Renuncia el Papa Benedicto XVI y aparece de nuevo el apocalipsis. Parece como si existiera una dependencia natural de saber que caminamos hacia el abismo, que ya se acerca, que ya está aquí. En La peste, de Camus, podríamos encontrar un paralelismo preciso, una descripción cruda de cómo podría ser el final del mundo, las reacciones de todos nosotros ante una plaga de muerte que no se detiene ante nada ni nadie, que va llenando de cadáveres las aceras. El abatimiento y la impotencia se convierten en las únicas verdades para hacerle ver al hombre que, en su vida, se había olvidado de lo fundamental, su intrascendencia. “Si hoy la peste os atañe a vosotros es que os ha llegado el momento de reflexionar. Durante harto tiempo este mundo ha transigido con el mal, durante harto tiempo ha descansado en la misericordia divina (…) Me avengo a ser lo que soy, he conseguido llegar a la modestia. Sé únicamente que en este mundo hay plagas y víctimas, y que hay que negarse tanto como a uno le sea posible a estar con las plagas. Esto puede que le parezca un poco simple, y yo no sé si es simple verdaderamente, pero sé que es cierto”. La conclusión final es la modestia. Benedicto XVI se habrá quedado para observar cuánto tiempo más necesita el hombre para comprenderlo. El, con su renuncia histórica, ya ha hecho efectiva la lección máxima de la futilidad del reino de este mundo.

El apocalipsis, el fin del mundo, es también una necesidad del hombre.
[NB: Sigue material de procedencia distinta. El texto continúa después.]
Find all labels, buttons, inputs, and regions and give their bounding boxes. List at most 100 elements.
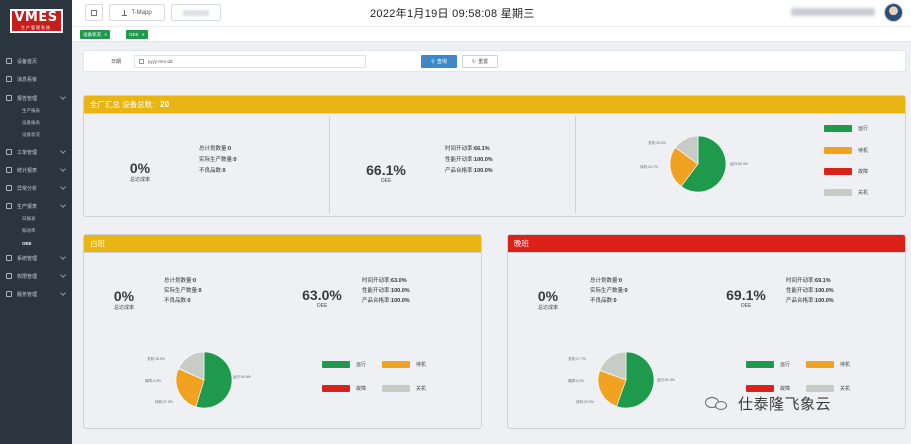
sidebar-item-label: 报告管理 — [17, 95, 38, 102]
sidebar-item-label: 统计报表 — [17, 167, 38, 174]
legend-item: 故障 — [322, 385, 366, 392]
close-icon[interactable]: ✕ — [142, 32, 145, 37]
user-icon — [6, 273, 12, 279]
report-icon — [6, 95, 12, 101]
sidebar-item-label: 生产报表 — [17, 203, 38, 210]
plan-total: 总计划数量:0 — [590, 278, 623, 284]
plan-defects: 不良品数:0 — [590, 298, 617, 304]
download-icon — [122, 9, 128, 16]
legend-swatch — [746, 361, 774, 368]
sidebar-item-message-board[interactable]: 消息看板 — [0, 72, 72, 86]
night-shift-header: 晚班 — [508, 235, 905, 253]
legend-item: 运行 — [824, 125, 868, 132]
top-header: T-Mapp 2022年1月19日 09:58:08 星期三 — [72, 0, 911, 26]
sidebar-subitem[interactable]: 设备状况 — [0, 129, 72, 141]
legend-swatch — [382, 385, 410, 392]
sidebar-nav: 设备首页 消息看板 报告管理 生产报表 设备报表 设备状况 工单管理 统计报表 … — [0, 54, 72, 301]
sidebar-subitem[interactable]: 设备报表 — [0, 117, 72, 129]
sidebar-item-report-management[interactable]: 报告管理 — [0, 91, 72, 105]
user-name-blurred[interactable] — [791, 8, 875, 16]
pie-label: 关机:18.0% — [147, 357, 165, 361]
pie-label: 关机:17.7% — [568, 357, 586, 361]
sidebar-item-service[interactable]: 服务管理 — [0, 287, 72, 301]
plan-actual: 实际生产数量:0 — [199, 157, 237, 163]
sidebar-item-permissions[interactable]: 权限管理 — [0, 269, 72, 283]
day-completion-rate: 0% 总达成率 — [100, 289, 148, 311]
night-shift-title: 晚班 — [514, 239, 529, 248]
sidebar-subitem[interactable]: 生产报表 — [0, 105, 72, 117]
tab-tags-bar: 设备状况 ✕ OEE ✕ — [72, 26, 911, 42]
legend-swatch — [746, 385, 774, 392]
date-value: yyyy-mm-dd — [148, 59, 173, 64]
sidebar-subitem[interactable]: 日报表 — [0, 213, 72, 225]
legend-item: 运行 — [746, 361, 790, 368]
sidebar-item-label: 权限管理 — [17, 273, 38, 280]
performance-rate: 性能开动率:100.0% — [445, 157, 493, 163]
pie-label: 故障:0.2% — [568, 379, 584, 383]
tag-label: 设备状况 — [83, 31, 101, 37]
datetime-display: 2022年1月19日 09:58:08 星期三 — [370, 8, 535, 20]
system-icon — [6, 255, 12, 261]
legend-item: 待机 — [382, 361, 426, 368]
vmes-logo[interactable]: VMES 生产管理系统 — [9, 9, 63, 33]
sidebar-item-device-home[interactable]: 设备首页 — [0, 54, 72, 68]
time-availability: 时间开动率:63.0% — [362, 278, 407, 284]
pie-label: 待机:24.7% — [640, 165, 658, 169]
stats-icon — [6, 167, 12, 173]
day-shift-panel: 白班 0% 总达成率 总计划数量:0 实际生产数量:0 不良品数:0 63.0%… — [83, 234, 482, 429]
wechat-icon — [705, 395, 730, 412]
tag-oee[interactable]: OEE ✕ — [126, 30, 148, 39]
sidebar-item-label: 工单管理 — [17, 149, 38, 156]
search-button[interactable]: ⚲ 查询 — [421, 55, 457, 68]
sidebar-item-label: 系统管理 — [17, 255, 38, 262]
time-availability: 时间开动率:69.1% — [786, 278, 831, 284]
day-shift-title: 白班 — [90, 239, 105, 248]
sidebar-item-anomaly-analysis[interactable]: 异常分析 — [0, 181, 72, 195]
summary-oee-cell: 66.1% OEE 时间开动率:66.1% 性能开动率:100.0% 产品合格率… — [330, 116, 576, 213]
home-icon — [6, 58, 12, 64]
legend-item: 关机 — [824, 189, 868, 196]
chevron-down-icon — [60, 202, 66, 208]
legend-item: 待机 — [824, 147, 868, 154]
date-input[interactable]: yyyy-mm-dd — [134, 55, 366, 68]
board-icon — [6, 76, 12, 82]
sidebar-item-production-reports[interactable]: 生产报表 — [0, 199, 72, 213]
analysis-icon — [6, 185, 12, 191]
tag-device-status[interactable]: 设备状况 ✕ — [80, 30, 111, 39]
sidebar-item-statistics[interactable]: 统计报表 — [0, 163, 72, 177]
quality-rate: 产品合格率:100.0% — [362, 298, 410, 304]
blurred-content — [183, 9, 209, 16]
app-button-label: T-Mapp — [131, 9, 152, 16]
pie-label: 运行:51.0% — [657, 378, 675, 382]
pie-label: 故障:0.3% — [145, 379, 161, 383]
sidebar-subitem[interactable]: 稼动率 — [0, 225, 72, 237]
sidebar-item-system-management[interactable]: 系统管理 — [0, 251, 72, 265]
sidebar-item-label: 设备首页 — [17, 58, 38, 65]
oee-value: 66.1% — [366, 162, 406, 178]
completion-rate-value: 0% — [129, 160, 151, 176]
close-icon[interactable]: ✕ — [104, 32, 107, 37]
sidebar-subitem-active[interactable]: OEE — [0, 237, 72, 249]
plan-stats: 总计划数量:0 实际生产数量:0 不良品数:0 — [199, 144, 237, 177]
reset-button[interactable]: ↻ 重置 — [462, 55, 498, 68]
night-shift-pie-chart — [596, 350, 656, 410]
night-oee: 69.1% OEE — [714, 288, 778, 309]
reset-icon: ↻ — [471, 58, 477, 65]
completion-rate-label: 总达成率 — [129, 177, 150, 183]
rate-stats: 时间开动率:66.1% 性能开动率:100.0% 产品合格率:100.0% — [445, 144, 493, 177]
legend-item: 运行 — [322, 361, 366, 368]
legend-item: 待机 — [806, 361, 850, 368]
summary-title: 全厂汇总 设备总数: — [90, 100, 155, 109]
work-order-icon — [6, 149, 12, 155]
completion-rate-label: 总达成率 — [113, 305, 134, 311]
sidebar-item-work-orders[interactable]: 工单管理 — [0, 145, 72, 159]
app-download-button[interactable]: T-Mapp — [109, 4, 165, 21]
blurred-header-button[interactable] — [171, 4, 221, 21]
legend-item: 故障 — [746, 385, 790, 392]
avatar[interactable] — [884, 3, 903, 22]
oee: 66.1% OEE — [354, 163, 418, 184]
chevron-down-icon — [60, 166, 66, 172]
oee-label: OEE — [316, 303, 328, 309]
fullscreen-button[interactable] — [85, 4, 103, 21]
pie-label: 运行:54.6% — [233, 375, 251, 379]
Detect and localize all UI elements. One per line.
El envés de la esperanza es la amenaza del apocalipsis, esta inclinación antigua por atisbar el final de todas las cosas, casi un deseo morboso por imaginar un mundo en el que todo se vuelva muerte y destrucción, en el que nada permanezca de nuestra existencia. Podemos imaginar que la repentina renuncia del Papa Benedicto XVI sólo oculta ese impulso por acercarse a la Profecía, el interés por asistir también él, desde su retiro en un monasterio de Roma, a lo que habría de suceder tras su muerte. Un creyente como él, teólogo y estudioso por encima de todas las cosas, no ha querido perderse el capítulo final de su vida, que no es la muerte en sí misma, sino el trasiego de intrigas vaticanas que sucede a la muerte de un Papa. Un creyente como él, que ha hurgado durante su pontificado en los orígenes del cristianismo desde el mismo Portal de Belén, quiere presenciar ahora al final, quedarse a contemplar fijamente a los ojos de San Malaquías, porque si sus profecías se cumplen ya sólo queda tiempo en este mundo para un Papa más, el que va a suceder a Benedicto XVI.